Airplanes and drones today, regardless of size or fuel type, all face the same limitation: eventually they have to land.
Skydweller Aero, the U.S.-Spanish aerospace startup, wants to break free from that constraint by developing an autonomous solar-powered aircraft it says will eventually be capable of perpetual flight.
Their pitch, which helped the company raise $32 million in a Series A, has led to an additional $8 million in oversubscribed funding led by Leonardo S.p.A, Marlinspike Capital and Advection Growth Capital. The company has also entered into a partnership with Palantir Technologies to use its Foundry analytics platform to process information at-scale and onboard the aircraft designed for telecommunications, government operations and emergency services.
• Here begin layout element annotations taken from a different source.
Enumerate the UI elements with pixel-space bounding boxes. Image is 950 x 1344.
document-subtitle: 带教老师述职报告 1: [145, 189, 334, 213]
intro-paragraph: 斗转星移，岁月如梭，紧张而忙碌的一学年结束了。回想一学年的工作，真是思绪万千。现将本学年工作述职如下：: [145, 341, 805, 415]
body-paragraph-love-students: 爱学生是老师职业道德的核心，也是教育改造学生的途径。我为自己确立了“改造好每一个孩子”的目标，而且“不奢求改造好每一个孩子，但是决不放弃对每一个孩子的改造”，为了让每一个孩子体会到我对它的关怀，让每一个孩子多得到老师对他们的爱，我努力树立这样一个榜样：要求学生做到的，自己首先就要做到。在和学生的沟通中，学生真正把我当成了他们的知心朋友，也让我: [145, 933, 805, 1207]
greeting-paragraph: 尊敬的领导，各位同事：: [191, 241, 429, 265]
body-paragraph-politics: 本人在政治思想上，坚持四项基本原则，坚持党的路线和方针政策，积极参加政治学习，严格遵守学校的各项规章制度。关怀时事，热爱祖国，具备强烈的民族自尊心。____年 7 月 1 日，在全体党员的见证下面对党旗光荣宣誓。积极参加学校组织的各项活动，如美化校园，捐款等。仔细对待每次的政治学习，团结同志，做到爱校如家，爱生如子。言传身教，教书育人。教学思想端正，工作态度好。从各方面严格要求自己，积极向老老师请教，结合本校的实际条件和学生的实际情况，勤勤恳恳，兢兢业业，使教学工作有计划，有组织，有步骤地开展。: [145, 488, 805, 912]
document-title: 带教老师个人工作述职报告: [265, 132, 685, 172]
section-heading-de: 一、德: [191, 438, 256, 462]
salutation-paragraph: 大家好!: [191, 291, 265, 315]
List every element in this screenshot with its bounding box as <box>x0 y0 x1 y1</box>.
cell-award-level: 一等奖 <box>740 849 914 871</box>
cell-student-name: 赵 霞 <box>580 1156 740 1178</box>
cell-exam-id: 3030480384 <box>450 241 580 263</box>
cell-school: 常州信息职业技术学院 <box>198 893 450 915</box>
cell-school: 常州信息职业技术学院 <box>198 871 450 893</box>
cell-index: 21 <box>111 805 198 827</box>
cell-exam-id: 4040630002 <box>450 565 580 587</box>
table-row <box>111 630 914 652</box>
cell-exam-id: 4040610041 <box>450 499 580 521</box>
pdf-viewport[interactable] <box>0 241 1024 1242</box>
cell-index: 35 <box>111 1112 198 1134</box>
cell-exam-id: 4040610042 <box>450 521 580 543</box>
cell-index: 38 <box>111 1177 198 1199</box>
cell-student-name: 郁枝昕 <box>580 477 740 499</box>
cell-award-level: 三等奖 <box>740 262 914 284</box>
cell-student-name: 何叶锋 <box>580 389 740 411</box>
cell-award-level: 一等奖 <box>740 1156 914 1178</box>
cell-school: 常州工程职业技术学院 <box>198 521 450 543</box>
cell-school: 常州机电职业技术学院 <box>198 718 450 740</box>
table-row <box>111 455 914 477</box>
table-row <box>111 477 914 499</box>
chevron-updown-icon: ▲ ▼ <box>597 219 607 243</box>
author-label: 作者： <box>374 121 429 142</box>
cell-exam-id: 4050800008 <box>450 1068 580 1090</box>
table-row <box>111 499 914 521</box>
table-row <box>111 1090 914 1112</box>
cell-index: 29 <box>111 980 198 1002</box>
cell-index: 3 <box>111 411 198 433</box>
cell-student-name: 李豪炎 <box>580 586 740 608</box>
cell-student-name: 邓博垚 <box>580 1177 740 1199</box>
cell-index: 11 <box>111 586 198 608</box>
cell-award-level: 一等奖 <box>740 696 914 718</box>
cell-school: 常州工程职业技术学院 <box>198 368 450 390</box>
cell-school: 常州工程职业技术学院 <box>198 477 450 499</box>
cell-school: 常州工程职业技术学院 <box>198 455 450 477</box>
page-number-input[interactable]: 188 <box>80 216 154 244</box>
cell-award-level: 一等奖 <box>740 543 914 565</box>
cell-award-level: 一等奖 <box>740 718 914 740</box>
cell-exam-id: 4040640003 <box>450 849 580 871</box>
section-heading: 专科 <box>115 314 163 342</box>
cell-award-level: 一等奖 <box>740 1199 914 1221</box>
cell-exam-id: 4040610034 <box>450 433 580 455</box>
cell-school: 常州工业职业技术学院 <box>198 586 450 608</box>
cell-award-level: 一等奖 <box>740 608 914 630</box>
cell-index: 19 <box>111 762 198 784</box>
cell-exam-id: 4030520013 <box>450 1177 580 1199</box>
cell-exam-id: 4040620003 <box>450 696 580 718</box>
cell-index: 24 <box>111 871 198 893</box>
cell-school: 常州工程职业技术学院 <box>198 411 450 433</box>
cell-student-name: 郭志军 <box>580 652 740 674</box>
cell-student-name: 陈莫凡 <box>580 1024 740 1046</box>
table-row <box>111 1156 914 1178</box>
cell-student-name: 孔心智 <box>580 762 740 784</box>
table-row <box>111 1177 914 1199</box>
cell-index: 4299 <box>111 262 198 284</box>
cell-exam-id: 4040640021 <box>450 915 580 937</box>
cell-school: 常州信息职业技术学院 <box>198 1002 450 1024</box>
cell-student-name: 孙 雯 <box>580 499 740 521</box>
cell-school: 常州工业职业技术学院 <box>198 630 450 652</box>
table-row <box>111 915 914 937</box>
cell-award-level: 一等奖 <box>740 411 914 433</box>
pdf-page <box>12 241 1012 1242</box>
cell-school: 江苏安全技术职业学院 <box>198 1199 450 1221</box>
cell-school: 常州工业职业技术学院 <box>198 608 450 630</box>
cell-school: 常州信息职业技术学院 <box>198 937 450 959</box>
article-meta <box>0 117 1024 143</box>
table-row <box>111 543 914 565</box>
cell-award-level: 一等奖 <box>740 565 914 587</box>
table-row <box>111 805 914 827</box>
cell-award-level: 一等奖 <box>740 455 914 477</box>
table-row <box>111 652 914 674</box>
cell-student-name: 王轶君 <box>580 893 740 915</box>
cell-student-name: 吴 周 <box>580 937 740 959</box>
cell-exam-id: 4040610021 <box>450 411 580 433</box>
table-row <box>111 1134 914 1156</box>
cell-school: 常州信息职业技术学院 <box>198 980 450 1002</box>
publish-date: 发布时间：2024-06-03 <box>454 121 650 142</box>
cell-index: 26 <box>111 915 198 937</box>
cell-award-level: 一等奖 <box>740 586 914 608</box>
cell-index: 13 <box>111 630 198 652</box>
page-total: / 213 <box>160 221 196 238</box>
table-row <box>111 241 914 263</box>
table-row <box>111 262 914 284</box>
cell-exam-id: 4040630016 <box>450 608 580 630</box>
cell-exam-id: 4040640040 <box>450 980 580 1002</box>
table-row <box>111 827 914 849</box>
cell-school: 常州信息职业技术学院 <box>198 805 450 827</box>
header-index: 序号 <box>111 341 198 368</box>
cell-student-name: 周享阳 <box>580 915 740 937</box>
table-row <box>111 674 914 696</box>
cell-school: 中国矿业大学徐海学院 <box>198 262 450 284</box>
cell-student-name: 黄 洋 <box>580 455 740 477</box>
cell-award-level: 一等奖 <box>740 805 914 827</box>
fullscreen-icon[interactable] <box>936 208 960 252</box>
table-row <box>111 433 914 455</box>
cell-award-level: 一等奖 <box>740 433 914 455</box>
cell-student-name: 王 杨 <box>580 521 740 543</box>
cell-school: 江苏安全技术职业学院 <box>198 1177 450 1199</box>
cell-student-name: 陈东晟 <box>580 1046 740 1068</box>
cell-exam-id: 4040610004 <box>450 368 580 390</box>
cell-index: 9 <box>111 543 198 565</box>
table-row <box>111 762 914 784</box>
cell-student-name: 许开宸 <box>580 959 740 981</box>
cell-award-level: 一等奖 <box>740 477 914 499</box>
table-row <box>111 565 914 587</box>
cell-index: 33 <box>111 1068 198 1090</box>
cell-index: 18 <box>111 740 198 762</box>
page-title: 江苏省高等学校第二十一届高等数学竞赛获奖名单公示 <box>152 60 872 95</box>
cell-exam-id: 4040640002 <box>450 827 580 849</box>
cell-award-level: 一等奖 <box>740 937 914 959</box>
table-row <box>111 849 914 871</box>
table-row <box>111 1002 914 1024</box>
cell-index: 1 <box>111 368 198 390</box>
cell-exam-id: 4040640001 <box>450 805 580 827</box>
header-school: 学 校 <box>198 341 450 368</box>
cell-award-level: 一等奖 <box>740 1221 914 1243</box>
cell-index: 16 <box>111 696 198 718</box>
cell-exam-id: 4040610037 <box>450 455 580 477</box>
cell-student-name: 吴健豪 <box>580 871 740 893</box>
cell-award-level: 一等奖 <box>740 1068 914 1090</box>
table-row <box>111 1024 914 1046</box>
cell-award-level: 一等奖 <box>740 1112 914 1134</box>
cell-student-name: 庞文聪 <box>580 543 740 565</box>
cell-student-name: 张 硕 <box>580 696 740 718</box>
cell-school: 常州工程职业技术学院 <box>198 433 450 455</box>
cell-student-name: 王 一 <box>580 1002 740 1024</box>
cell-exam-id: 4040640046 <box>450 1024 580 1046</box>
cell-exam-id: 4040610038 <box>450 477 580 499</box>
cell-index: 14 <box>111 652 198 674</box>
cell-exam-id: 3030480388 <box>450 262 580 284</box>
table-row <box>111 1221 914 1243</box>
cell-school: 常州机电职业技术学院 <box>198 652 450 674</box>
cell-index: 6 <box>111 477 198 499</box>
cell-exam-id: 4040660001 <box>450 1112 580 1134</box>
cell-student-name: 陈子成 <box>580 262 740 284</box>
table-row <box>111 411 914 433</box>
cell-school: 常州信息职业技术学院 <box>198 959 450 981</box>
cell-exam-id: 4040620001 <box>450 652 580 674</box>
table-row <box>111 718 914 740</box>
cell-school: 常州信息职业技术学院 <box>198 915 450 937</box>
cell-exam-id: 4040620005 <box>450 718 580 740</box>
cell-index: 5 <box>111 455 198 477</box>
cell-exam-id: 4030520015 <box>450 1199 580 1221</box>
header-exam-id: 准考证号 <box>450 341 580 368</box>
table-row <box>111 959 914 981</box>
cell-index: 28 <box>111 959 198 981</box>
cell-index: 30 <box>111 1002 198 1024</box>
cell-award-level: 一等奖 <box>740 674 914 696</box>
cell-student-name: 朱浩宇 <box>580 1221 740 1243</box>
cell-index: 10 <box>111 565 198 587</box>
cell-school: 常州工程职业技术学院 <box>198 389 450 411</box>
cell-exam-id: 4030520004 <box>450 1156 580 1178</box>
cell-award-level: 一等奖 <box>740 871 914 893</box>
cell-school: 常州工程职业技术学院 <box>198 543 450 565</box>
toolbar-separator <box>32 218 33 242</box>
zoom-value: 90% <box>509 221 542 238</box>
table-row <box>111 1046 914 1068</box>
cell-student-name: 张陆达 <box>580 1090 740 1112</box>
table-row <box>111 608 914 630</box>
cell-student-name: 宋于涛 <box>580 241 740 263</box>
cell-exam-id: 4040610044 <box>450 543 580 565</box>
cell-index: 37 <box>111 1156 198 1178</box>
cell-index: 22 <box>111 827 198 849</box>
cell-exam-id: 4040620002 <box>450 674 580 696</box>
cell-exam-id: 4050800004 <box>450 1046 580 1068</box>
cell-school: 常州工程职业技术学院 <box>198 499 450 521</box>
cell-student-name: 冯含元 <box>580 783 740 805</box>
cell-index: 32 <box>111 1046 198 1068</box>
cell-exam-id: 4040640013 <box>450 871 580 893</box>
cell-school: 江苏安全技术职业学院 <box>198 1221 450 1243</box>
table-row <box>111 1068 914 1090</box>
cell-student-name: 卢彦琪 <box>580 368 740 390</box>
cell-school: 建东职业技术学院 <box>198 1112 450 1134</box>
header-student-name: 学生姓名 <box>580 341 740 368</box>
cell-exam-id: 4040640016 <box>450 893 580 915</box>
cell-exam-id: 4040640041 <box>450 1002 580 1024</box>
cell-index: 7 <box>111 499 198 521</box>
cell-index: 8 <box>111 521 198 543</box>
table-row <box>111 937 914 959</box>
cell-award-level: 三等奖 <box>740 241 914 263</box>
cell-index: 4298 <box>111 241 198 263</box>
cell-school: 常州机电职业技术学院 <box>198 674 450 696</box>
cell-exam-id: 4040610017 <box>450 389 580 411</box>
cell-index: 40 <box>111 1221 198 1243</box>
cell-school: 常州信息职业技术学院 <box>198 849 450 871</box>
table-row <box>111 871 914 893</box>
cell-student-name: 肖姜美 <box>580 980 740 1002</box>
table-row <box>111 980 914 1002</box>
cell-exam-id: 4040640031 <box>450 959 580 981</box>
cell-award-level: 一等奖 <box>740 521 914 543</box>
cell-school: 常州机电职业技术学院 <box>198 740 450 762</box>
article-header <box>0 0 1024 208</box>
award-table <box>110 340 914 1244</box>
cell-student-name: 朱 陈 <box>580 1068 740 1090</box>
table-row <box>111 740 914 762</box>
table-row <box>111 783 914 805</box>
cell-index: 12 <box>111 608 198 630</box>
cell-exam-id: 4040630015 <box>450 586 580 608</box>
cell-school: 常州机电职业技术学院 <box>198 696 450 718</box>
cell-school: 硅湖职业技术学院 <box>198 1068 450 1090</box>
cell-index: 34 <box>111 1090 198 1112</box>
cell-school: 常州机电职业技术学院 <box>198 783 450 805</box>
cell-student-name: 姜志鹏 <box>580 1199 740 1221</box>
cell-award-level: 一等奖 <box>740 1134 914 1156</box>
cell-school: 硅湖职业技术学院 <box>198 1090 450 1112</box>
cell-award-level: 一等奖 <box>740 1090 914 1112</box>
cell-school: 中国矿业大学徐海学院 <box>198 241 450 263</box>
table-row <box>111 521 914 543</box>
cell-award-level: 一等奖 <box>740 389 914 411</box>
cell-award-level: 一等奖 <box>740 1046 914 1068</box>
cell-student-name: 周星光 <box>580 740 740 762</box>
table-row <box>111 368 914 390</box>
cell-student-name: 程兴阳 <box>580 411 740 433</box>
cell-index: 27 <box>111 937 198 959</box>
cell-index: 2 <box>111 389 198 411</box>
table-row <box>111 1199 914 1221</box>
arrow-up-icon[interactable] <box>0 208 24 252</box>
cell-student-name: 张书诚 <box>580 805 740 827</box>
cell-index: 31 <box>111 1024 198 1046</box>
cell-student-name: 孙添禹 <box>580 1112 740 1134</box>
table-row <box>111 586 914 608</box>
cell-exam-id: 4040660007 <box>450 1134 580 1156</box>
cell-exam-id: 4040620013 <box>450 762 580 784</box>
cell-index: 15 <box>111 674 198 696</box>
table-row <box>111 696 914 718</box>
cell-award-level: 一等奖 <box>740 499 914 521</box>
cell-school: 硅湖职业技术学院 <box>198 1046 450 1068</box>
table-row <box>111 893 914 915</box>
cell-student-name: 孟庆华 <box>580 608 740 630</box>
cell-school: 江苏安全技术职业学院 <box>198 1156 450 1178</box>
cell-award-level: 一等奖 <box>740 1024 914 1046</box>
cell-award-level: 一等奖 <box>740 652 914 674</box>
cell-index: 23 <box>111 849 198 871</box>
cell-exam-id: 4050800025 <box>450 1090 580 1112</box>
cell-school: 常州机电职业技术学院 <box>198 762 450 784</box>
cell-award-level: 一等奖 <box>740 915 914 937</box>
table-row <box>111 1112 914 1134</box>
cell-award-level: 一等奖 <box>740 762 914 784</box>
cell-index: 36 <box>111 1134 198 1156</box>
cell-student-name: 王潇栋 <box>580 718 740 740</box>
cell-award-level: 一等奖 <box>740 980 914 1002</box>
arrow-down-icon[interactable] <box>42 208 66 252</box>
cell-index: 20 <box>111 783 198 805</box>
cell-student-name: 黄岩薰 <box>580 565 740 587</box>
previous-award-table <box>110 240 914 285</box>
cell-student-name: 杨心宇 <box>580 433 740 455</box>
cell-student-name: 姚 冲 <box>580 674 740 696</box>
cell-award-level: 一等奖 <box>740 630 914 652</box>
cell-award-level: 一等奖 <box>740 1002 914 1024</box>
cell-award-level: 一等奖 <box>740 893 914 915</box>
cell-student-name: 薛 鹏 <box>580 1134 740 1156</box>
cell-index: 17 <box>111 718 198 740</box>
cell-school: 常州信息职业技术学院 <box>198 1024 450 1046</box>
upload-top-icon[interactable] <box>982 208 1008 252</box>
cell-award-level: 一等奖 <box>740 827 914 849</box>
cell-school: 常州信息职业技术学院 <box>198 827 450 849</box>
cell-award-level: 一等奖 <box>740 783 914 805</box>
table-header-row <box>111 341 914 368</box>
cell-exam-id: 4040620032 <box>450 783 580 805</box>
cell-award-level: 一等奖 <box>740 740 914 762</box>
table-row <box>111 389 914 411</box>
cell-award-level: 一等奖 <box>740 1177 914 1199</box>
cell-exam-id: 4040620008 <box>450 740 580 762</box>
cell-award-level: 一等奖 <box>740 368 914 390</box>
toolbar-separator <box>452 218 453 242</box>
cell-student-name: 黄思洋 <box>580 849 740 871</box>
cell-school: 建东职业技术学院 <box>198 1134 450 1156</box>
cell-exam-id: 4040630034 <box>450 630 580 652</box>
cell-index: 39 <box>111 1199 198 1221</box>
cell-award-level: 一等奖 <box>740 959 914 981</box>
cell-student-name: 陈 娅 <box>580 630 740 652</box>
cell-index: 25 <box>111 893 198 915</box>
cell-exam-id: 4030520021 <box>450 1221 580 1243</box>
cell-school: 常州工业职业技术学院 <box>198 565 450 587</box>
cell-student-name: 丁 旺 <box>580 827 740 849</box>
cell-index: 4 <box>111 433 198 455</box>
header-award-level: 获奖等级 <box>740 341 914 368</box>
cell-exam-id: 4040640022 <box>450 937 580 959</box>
“[Palantir is] the best at creating value from your data, whether it’s putting data into their system to create operational insights for how we may fly our aircraft, putting data in to understand the sensing systems that are coming off of our aircraft and what those might provide or to understand what’s coming through the networks in the aircraft,” Skydweller co-founder John Parkes told TechCrunch in a recent interview.
And Skydweller will be generating a lot of data. The company is focused on three data-rich markets: telecommunications, geospatial intelligence and government surveillance. Skydweller plans to use the Foundry platform to help its customers, which includes the government, better understand whatever areas are being monitored.
The Foundry platform will also come in handy for route and mission planning, as Skydweller intends to leverage weather and atmospheric information to ensure the aircraft can efficiently use the sun’s rays to stay in the air.
“What it’s all about is creating a persistent aerial layer or pseudo satellite,” Parkes said. “We’re focused on building a perpetual flight aircraft. The goal is to create a plane that will fly for forever, so long as the sun rises.”
Weather and atmospheric data is especially important, as it will determine, in part, the altitude at which the aircraft flies. While the plane will be able to fly at high altitudes, “the harder problem and the more useful problem,” according to Parkes, is to capture enough energy and use weather planning to stay at lower altitude. Lower altitudes give better internet quality, geospatial data and provide more power for payload, he said.
Skydweller’s tech was born out of the Swiss solar aircraft project dubbed Solar Impulse, which was helmed by Bertrand Piccard and André Borschberg. The project operated for 14 years and invested $190 million into the solar-powered aircraft before the foundation behind it sold the intellectual property to Skydweller in 2019. The Solar Impulse was configured to be piloted, however, so much of the work since then has been to unman the platform and turn it into an ultra-long endurance aircraft, Parkes said.
The aircraft is all-electric, outfitted with 2,200-square-foot solar-panel wings, 600 kilograms of batteries and a hydrogen fuel cell back-up power system. The solar panels aren’t only used to maintain flight; they will also power systems for customers, like a geospatial camera system or payload from a telecom company.
The company’s using standard commercial aviation parts but most of them haven’t been tested beyond a certain number of hours of use — certainly far less than the number of hours Skydweller plans to keep the aircraft in the air. Plus, like other planes built from emerging technologies, there isn’t a full certification framework already established for the vehicle
“You’re into that uncharted territory to break some of those hour paradigms,” he said.
Skydweller launched its flight test campaign in 2020, and has focused on installing and testing the autonomous systems tech since. He added that “in a very short horizon” the company will be test flying the autonomous aircraft, including take-off, full flight and landing, with future milestones focused on completing long-endurance flights. Customers will be able to start licensing the aircraft within a year to 18 months, Parkes estimated.